Angus Hyland, like Lorenzo Apicella, is a new partner at Pentagram. Hyland is a graphic designer, a culmination of a childhood enthusiasm for Letraset, a school-age concern with typographics, and a more-than- average teenage obsession with album covers: he first became aware of the term graphic design when reading a piece on record design in the Face. A flirtation with the idea of studying architecture ended abruptly when Hyland visited a few shows and found himself 'more interested in the quality of the blueprints than the actual constructions'. He ended up at London College of Printing and the Royal College of Art, and has since designed literally hundreds of book covers as well as cd covers, fashion campaigns, commercials, letterheads and logos.
Hyland describes himself as 'Orson Welles crossed with Syd Barrett, but more like Syd Barrett than Orson Welles'. His work ranges from James Joyce and Kafka covers for Minerva, adverts for Alfred Dunhill and record/cd design for the likes of EMI and Decca to the rather more rarefied: one of the highlights of his creative partnership with designer and fashion/art correspondent Silvia Gaspardo-Moro was the writing paper designed for the Robert Prime Art Gallery, with five blocked-out lines where the address should be (the gallery specialises in conceptual art). The paper is used for regular contacts, and there is a more conventional version to enable non-regular correspondents to reply.

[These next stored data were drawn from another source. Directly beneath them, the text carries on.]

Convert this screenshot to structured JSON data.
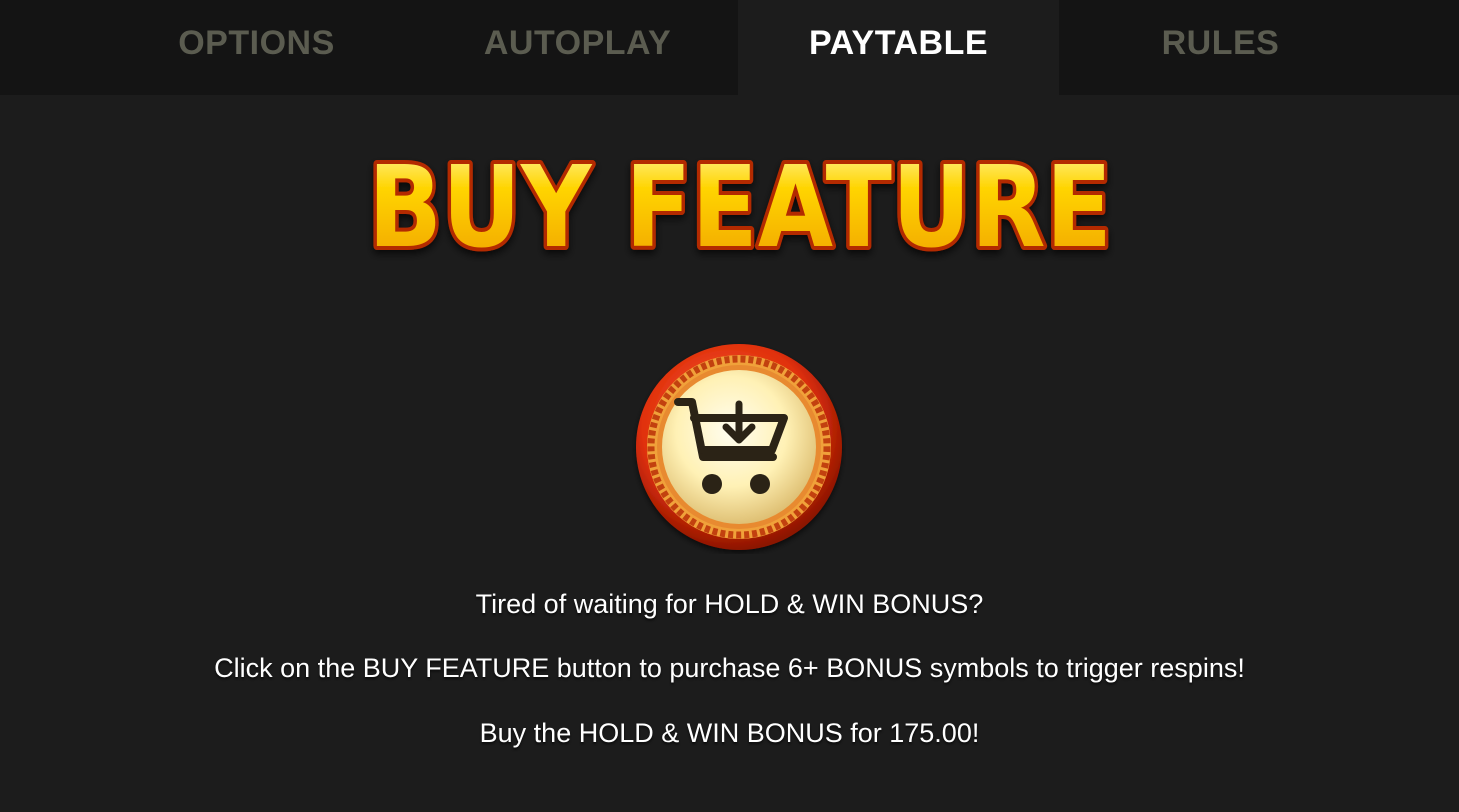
{
  "tabs": [
    {
      "label": "OPTIONS",
      "active": false
    },
    {
      "label": "AUTOPLAY",
      "active": false
    },
    {
      "label": "PAYTABLE",
      "active": true
    },
    {
      "label": "RULES",
      "active": false
    }
  ],
  "feature": {
    "title": "BUY FEATURE",
    "icon": "shopping-cart-download-icon",
    "lines": [
      "Tired of waiting for HOLD & WIN BONUS?",
      "Click on the BUY FEATURE button to purchase 6+ BONUS symbols to trigger respins!",
      "Buy the HOLD & WIN BONUS for 175.00!"
    ]
  },
  "colors": {
    "background": "#1c1c1c",
    "tabbar": "#141414",
    "tab_inactive": "#5b5c50",
    "tab_active": "#ffffff",
    "title_gold": "#ffd200",
    "title_outline": "#b32a00",
    "coin_rim": "#d8240c",
    "coin_face": "#fff3c2"
  }
}
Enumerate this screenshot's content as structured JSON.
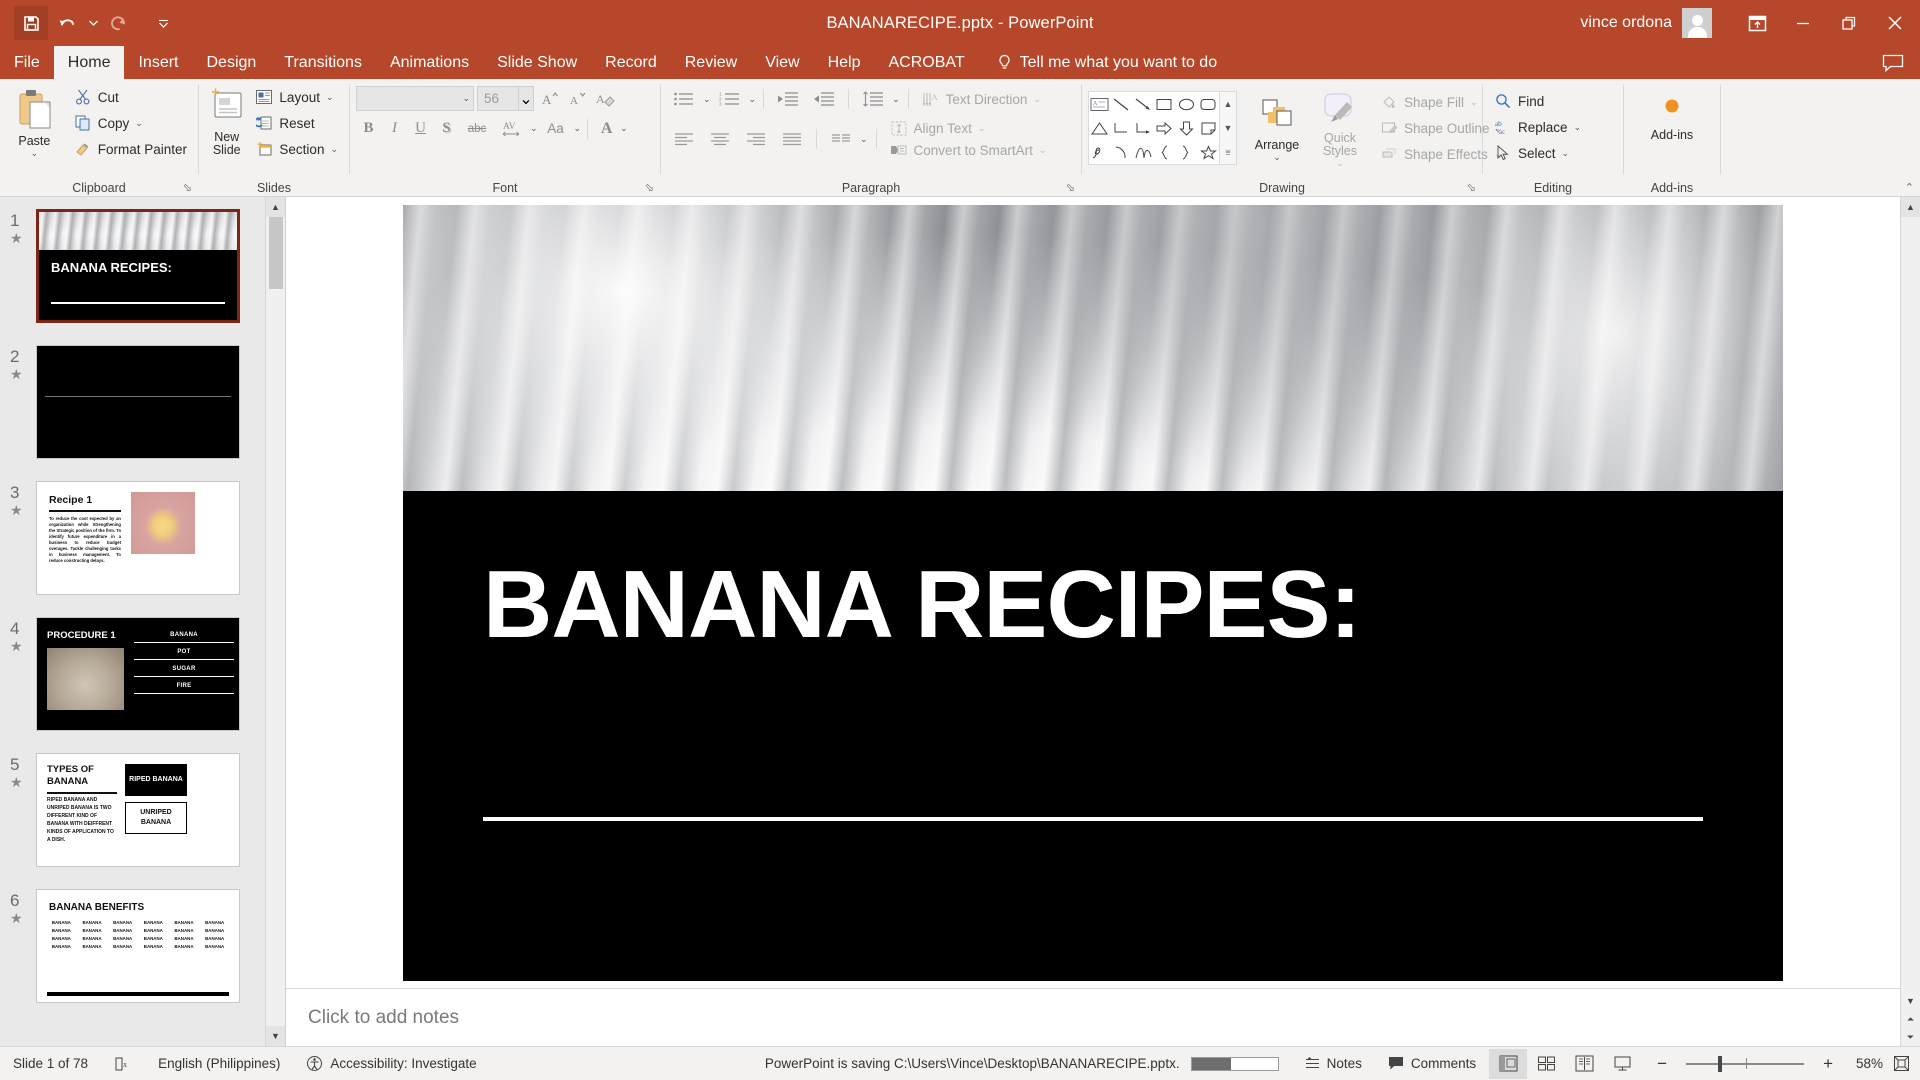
{
  "titlebar": {
    "document_title": "BANANARECIPE.pptx  -  PowerPoint",
    "account_name": "vince ordona",
    "quick_access": [
      {
        "name": "save",
        "label": "Save"
      },
      {
        "name": "undo",
        "label": "Undo"
      },
      {
        "name": "redo",
        "label": "Redo"
      },
      {
        "name": "customize",
        "label": "Customize Quick Access Toolbar"
      }
    ],
    "window_buttons": [
      {
        "name": "ribbon-display-options",
        "label": "Ribbon Display Options"
      },
      {
        "name": "minimize",
        "label": "Minimize"
      },
      {
        "name": "restore",
        "label": "Restore Down"
      },
      {
        "name": "close",
        "label": "Close"
      }
    ],
    "accent_color": "#b7472a"
  },
  "tabs": [
    {
      "label": "File",
      "active": false
    },
    {
      "label": "Home",
      "active": true
    },
    {
      "label": "Insert",
      "active": false
    },
    {
      "label": "Design",
      "active": false
    },
    {
      "label": "Transitions",
      "active": false
    },
    {
      "label": "Animations",
      "active": false
    },
    {
      "label": "Slide Show",
      "active": false
    },
    {
      "label": "Record",
      "active": false
    },
    {
      "label": "Review",
      "active": false
    },
    {
      "label": "View",
      "active": false
    },
    {
      "label": "Help",
      "active": false
    },
    {
      "label": "ACROBAT",
      "active": false
    }
  ],
  "tell_me": "Tell me what you want to do",
  "ribbon": {
    "clipboard": {
      "label": "Clipboard",
      "paste": "Paste",
      "items": [
        "Cut",
        "Copy",
        "Format Painter"
      ]
    },
    "slides": {
      "label": "Slides",
      "new_slide": "New Slide",
      "items": [
        "Layout",
        "Reset",
        "Section"
      ]
    },
    "font": {
      "label": "Font",
      "font_name": "",
      "font_size": "56",
      "buttons": [
        "Bold",
        "Italic",
        "Underline",
        "Text Shadow",
        "Strikethrough",
        "Character Spacing",
        "Change Case",
        "Font Color",
        "Increase Font Size",
        "Decrease Font Size",
        "Clear All Formatting"
      ]
    },
    "paragraph": {
      "label": "Paragraph",
      "items": [
        "Text Direction",
        "Align Text",
        "Convert to SmartArt"
      ],
      "buttons": [
        "Bullets",
        "Numbering",
        "Decrease Indent",
        "Increase Indent",
        "Line Spacing",
        "Align Left",
        "Center",
        "Align Right",
        "Justify",
        "Columns"
      ]
    },
    "drawing": {
      "label": "Drawing",
      "arrange": "Arrange",
      "quick_styles": "Quick Styles",
      "items": [
        "Shape Fill",
        "Shape Outline",
        "Shape Effects"
      ],
      "shapes": [
        "text-box",
        "line",
        "line-arrow",
        "rectangle",
        "oval",
        "rounded-rectangle",
        "triangle",
        "elbow-connector",
        "elbow-arrow-connector",
        "right-arrow",
        "down-arrow",
        "folded-corner",
        "scribble",
        "arc",
        "curve",
        "left-brace",
        "right-brace",
        "star"
      ]
    },
    "editing": {
      "label": "Editing",
      "items": [
        "Find",
        "Replace",
        "Select"
      ]
    },
    "addins": {
      "label": "Add-ins",
      "button": "Add-ins"
    }
  },
  "thumbnails": [
    {
      "number": "1",
      "selected": true,
      "type": "title",
      "title": "BANANA RECIPES:"
    },
    {
      "number": "2",
      "selected": false,
      "type": "image-only",
      "title": ""
    },
    {
      "number": "3",
      "selected": false,
      "type": "recipe",
      "title": "Recipe 1",
      "body": "To reduce the cost expected by an organization while Strengthening the Strategic position of the firm. To identify future expenditure in a business to reduce budget overages. Tackle challenging tasks in business management. To reduce constructing delays."
    },
    {
      "number": "4",
      "selected": false,
      "type": "procedure",
      "title": "PROCEDURE 1",
      "items": [
        "BANANA",
        "POT",
        "SUGAR",
        "FIRE"
      ]
    },
    {
      "number": "5",
      "selected": false,
      "type": "types",
      "title": "TYPES OF BANANA",
      "body": "RIPED BANANA AND UNRIPED BANANA IS TWO DIFFERENT KIND OF BANANA WITH DEIFFRENT KINDS OF APPLICATION TO A DISH.",
      "box1": "RIPED BANANA",
      "box2": "UNRIPED BANANA"
    },
    {
      "number": "6",
      "selected": false,
      "type": "benefits",
      "title": "BANANA BENEFITS",
      "cells": [
        "BANANA",
        "BANANA",
        "BANANA",
        "BANANA",
        "BANANA",
        "BANANA",
        "BANANA",
        "BANANA",
        "BANANA",
        "BANANA",
        "BANANA",
        "BANANA",
        "BANANA",
        "BANANA",
        "BANANA",
        "BANANA",
        "BANANA",
        "BANANA",
        "BANANA",
        "BANANA",
        "BANANA",
        "BANANA",
        "BANANA",
        "BANANA"
      ]
    }
  ],
  "slide": {
    "title": "BANANA RECIPES:"
  },
  "notes": {
    "placeholder": "Click to add notes"
  },
  "statusbar": {
    "slide_count": "Slide 1 of 78",
    "language": "English (Philippines)",
    "accessibility": "Accessibility: Investigate",
    "saving_message": "PowerPoint is saving C:\\Users\\Vince\\Desktop\\BANANARECIPE.pptx.",
    "notes_label": "Notes",
    "comments_label": "Comments",
    "zoom_level": "58%",
    "view_buttons": [
      "Normal",
      "Slide Sorter",
      "Reading View",
      "Slide Show"
    ],
    "zoom_out": "−",
    "zoom_in": "+",
    "fit_label": "Fit slide to current window"
  }
}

Hyland is responsible for the covers of Canongate's much-hyped 'bible in separate volumes', published this year. Canongate first approached John McConnell of Pentagram, who warned that he would be very expensive and recommended Hyland for the job. The result was a set of covers each with very different photographs, chosen to reflect the content of the book, but similar in tonal quality. The volumes are designed to appeal to a secular readership, and Hyland says he wanted to produce books which people would 'be able to sit in public and read'.
Religion has played a key role in Hyland's relationship with Pentagram. Before joining the partnership as a principal in April this year, he had already collaborated on work for Pentagram clients Halfords and Boots, and for the Globe Theatre. The working relationship was the result of the launch of a book designed by Hyland about Westminster Cathedral. John McConnell recalls 'standing at the back of the room amid all these bishops and deans, and chatting away for comfort'.